One possible experiment, Boyden says, would be to stimulate neurons connected to each other to try to figure out if one is controlling the others or if they are all receiving input from a far-off controller.

“It’s an open question,” he says. “Is a given function being driven from afar, or is there a local circuit that governs the dynamics and spells out the exact chain of command within a circuit? If you can catch that chain of command in action and then use this technology to prove that that’s actually a causal link of events, that could help you explain how a sensation, or movement, or decision occurs.”

As a step toward that type of study, the researchers now plan to extend this approach into living animals. They are also working on improving their targeting molecules and developing high-current opsins that can silence neuron activity.

The research was funded by the National Institutes of Health, France’s National Research Agency, the Simons Foundation for the Social Brain, the Human Frontiers Science Program, John Doerr, the Open Philanthropy Project, the Howard Hughes Medical Institute, and the Defense Advanced Research Projects Agency.

* Traditional holography is based on reproducing, with light, the shape of a specific object, in the absence of that original object. This is achieved by creating an “interferogram” that contains the information needed to reconstruct an object that was previously illuminated by a reference beam. In computer-generated holography, the interferogram is calculated by a computer without the need of any original object. Combined with two-photon excitation, CGH can be used to refocus laser light to precisely illuminate a cell or a defined group of cells in the brain.

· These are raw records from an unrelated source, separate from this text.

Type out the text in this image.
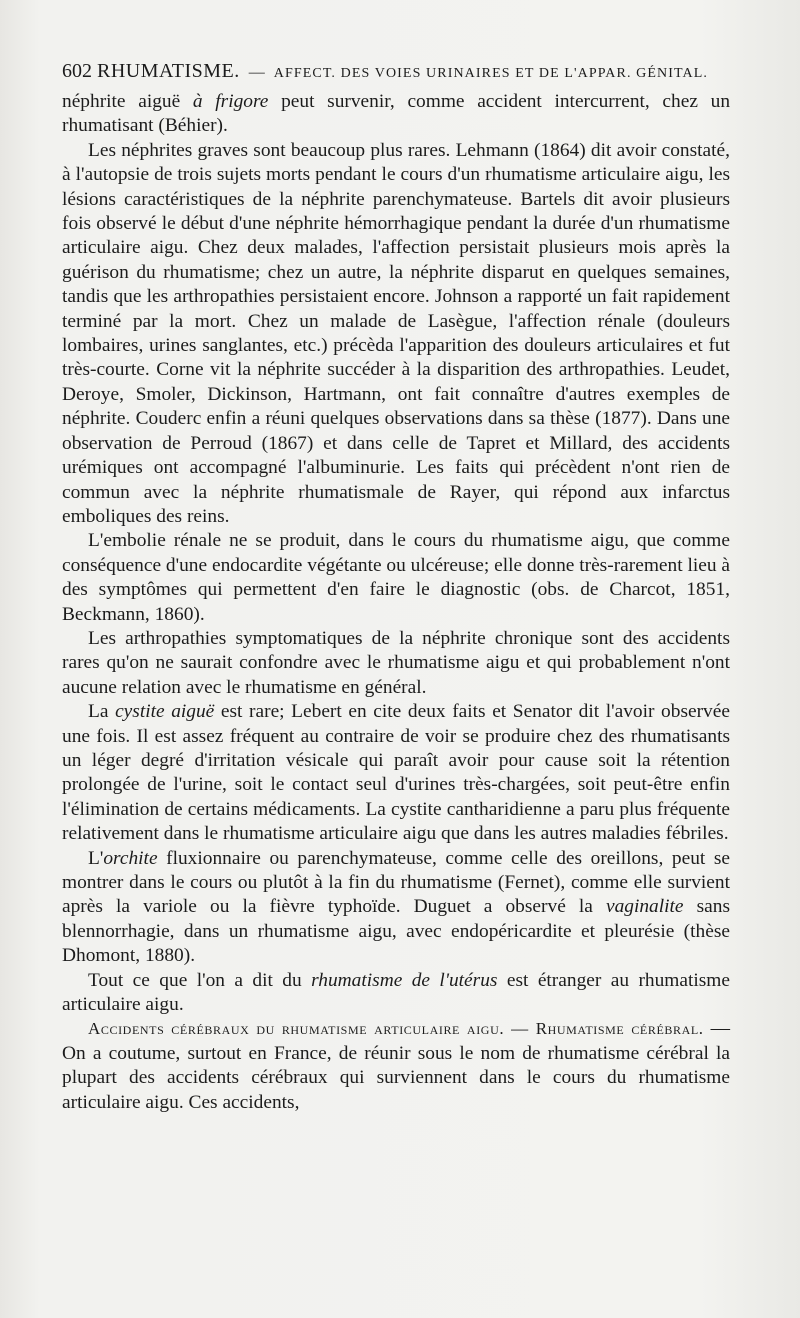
602 RHUMATISME. — AFFECT. DES VOIES URINAIRES ET DE L'APPAR. GÉNITAL.

néphrite aiguë à frigore peut survenir, comme accident intercurrent, chez un rhumatisant (Béhier).

Les néphrites graves sont beaucoup plus rares. Lehmann (1864) dit avoir constaté, à l'autopsie de trois sujets morts pendant le cours d'un rhumatisme articulaire aigu, les lésions caractéristiques de la néphrite parenchymateuse. Bartels dit avoir plusieurs fois observé le début d'une néphrite hémorrhagique pendant la durée d'un rhumatisme articulaire aigu. Chez deux malades, l'affection persistait plusieurs mois après la guérison du rhumatisme; chez un autre, la néphrite disparut en quelques semaines, tandis que les arthropathies persistaient encore. Johnson a rapporté un fait rapidement terminé par la mort. Chez un malade de Lasègue, l'affection rénale (douleurs lombaires, urines sanglantes, etc.) précèda l'apparition des douleurs articulaires et fut très-courte. Corne vit la néphrite succéder à la disparition des arthropathies. Leudet, Deroye, Smoler, Dickinson, Hartmann, ont fait connaître d'autres exemples de néphrite. Couderc enfin a réuni quelques observations dans sa thèse (1877). Dans une observation de Perroud (1867) et dans celle de Tapret et Millard, des accidents urémiques ont accompagné l'albuminurie. Les faits qui précèdent n'ont rien de commun avec la néphrite rhumatismale de Rayer, qui répond aux infarctus emboliques des reins.

L'embolie rénale ne se produit, dans le cours du rhumatisme aigu, que comme conséquence d'une endocardite végétante ou ulcéreuse; elle donne très-rarement lieu à des symptômes qui permettent d'en faire le diagnostic (obs. de Charcot, 1851, Beckmann, 1860).

Les arthropathies symptomatiques de la néphrite chronique sont des accidents rares qu'on ne saurait confondre avec le rhumatisme aigu et qui probablement n'ont aucune relation avec le rhumatisme en général.

La cystite aiguë est rare; Lebert en cite deux faits et Senator dit l'avoir observée une fois. Il est assez fréquent au contraire de voir se produire chez des rhumatisants un léger degré d'irritation vésicale qui paraît avoir pour cause soit la rétention prolongée de l'urine, soit le contact seul d'urines très-chargées, soit peut-être enfin l'élimination de certains médicaments. La cystite cantharidienne a paru plus fréquente relativement dans le rhumatisme articulaire aigu que dans les autres maladies fébriles.

L'orchite fluxionnaire ou parenchymateuse, comme celle des oreillons, peut se montrer dans le cours ou plutôt à la fin du rhumatisme (Fernet), comme elle survient après la variole ou la fièvre typhoïde. Duguet a observé la vaginalite sans blennorrhagie, dans un rhumatisme aigu, avec endopéricardite et pleurésie (thèse Dhomont, 1880).

Tout ce que l'on a dit du rhumatisme de l'utérus est étranger au rhumatisme articulaire aigu.

Accidents cérébraux du rhumatisme articulaire aigu. — Rhumatisme cérébral. — On a coutume, surtout en France, de réunir sous le nom de rhumatisme cérébral la plupart des accidents cérébraux qui surviennent dans le cours du rhumatisme articulaire aigu. Ces accidents,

Abstract of Temporally precise single-cell-resolution optogenetics

Optogenetic control of individual neurons with high temporal precision within intact mammalian brain circuitry would enable powerful explorations of how neural circuits operate. Two-photon computer-generated holography enables precise sculpting of light and could in principle enable simultaneous illumination of many neurons in a network, with the requisite temporal precision to simulate accurate neural codes. We designed a high-efficacy soma-targeted opsin, finding that fusing the N-terminal 150 residues of kainate receptor subunit 2 (KA2) to the recently discovered high-photocurrent channelrhodopsin CoChR restricted expression of this opsin primarily to the cell body of mammalian cortical neurons. In combination with two-photon holographic stimulation, we found that this somatic CoChR (soCoChR) enabled photostimulation of individual cells in mouse cortical brain slices with single-cell resolution and <1-ms temporal precision. We used soCoChR to perform connectivity mapping on intact cortical circuits.